The heavy machine gun. The sniper shots. Barrett. The joke that Ben didn’t know the difference between a Barrett and a Browning. The gunships being fired on from the ground. Ben called them bazookas. The bunker. The isolation from the world. Smurfs. Maurice. Money. Supplies. The empty rooms. Malcolm and Konrad got everything for us. Realisation finally sinks in. This is all they have. It’s just them. Three heroes from history. The end of the world. Emily leans forward as everything slots into place one after the other. Her heart hammering. Her head spinning.

Ben watches the connections form on her face. The more he knows her, the more he struggles to understand how an agent, such as she appears to be, is so slow at working everything out.

‘So nice,’ Safa says, munching contentedly.

Emily shuffles on the seat and looks up to a night sky filled with millions of stars shining down.

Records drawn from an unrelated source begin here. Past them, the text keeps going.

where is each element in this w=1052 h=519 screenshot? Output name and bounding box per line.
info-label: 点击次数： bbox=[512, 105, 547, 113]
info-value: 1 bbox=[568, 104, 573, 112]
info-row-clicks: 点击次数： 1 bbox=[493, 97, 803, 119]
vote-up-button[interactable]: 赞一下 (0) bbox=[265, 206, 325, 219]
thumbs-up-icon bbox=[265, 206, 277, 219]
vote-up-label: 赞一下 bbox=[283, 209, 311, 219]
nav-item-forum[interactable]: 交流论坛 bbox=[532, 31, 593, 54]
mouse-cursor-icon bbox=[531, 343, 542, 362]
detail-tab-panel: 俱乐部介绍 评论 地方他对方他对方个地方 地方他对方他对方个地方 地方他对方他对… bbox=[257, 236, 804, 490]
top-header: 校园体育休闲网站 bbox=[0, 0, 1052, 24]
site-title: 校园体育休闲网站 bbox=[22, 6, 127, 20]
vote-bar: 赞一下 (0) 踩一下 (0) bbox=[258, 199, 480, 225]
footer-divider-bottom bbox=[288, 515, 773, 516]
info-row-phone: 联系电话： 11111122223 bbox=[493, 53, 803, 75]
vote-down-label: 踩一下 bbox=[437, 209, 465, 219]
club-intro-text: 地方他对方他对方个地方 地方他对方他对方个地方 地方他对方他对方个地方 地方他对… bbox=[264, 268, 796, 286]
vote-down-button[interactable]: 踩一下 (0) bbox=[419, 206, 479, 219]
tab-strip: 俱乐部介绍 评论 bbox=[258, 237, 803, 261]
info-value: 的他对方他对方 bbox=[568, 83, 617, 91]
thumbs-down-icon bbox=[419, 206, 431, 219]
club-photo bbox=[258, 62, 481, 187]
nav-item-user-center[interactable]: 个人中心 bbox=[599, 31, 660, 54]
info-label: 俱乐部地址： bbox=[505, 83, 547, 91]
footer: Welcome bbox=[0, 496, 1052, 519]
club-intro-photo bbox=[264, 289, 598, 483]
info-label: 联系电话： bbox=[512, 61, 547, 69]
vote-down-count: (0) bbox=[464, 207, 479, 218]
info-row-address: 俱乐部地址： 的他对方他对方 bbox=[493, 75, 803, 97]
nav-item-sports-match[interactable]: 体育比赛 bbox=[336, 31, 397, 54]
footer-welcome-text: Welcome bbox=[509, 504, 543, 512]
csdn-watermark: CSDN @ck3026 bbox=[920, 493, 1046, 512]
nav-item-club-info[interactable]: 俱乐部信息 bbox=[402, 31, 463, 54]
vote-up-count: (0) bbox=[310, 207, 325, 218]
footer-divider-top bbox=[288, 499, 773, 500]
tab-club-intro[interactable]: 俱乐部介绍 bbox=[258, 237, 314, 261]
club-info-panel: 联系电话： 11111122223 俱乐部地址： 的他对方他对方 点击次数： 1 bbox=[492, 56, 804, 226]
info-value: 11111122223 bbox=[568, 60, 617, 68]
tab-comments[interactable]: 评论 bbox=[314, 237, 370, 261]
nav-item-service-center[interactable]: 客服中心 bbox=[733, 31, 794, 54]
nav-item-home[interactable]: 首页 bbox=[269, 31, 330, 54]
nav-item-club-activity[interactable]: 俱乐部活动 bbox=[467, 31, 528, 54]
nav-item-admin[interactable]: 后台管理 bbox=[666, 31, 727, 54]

She doesn’t know where she is in the world, and wonders if they are the same stars in the same places from her time. Why did Mother tell them to kill her? Alpha ordered the gunships to open fire, and she didn’t want to die in the room of a house for a thing she did not understand.

Ben rolls his eyes and bites his bottom lip with frustration. She’s had over three weeks to work it out.

‘Emily Rose is clearly a shit spy name anyway . . .’

She turns to smile as Safa grins back with her white teeth showing stark against the darkness of her features.

‘Emily Rose?’ Safa laughs. ‘That’s so made up.’

‘No! It’s my real name,’ Emily says with an instant grin.

‘It’s a lovely name,’ Doctor Watson says.

‘Is,’ Harry says.

‘You worked it all out yet?’ Ben asks.

‘I don’t know,’ she admits honestly.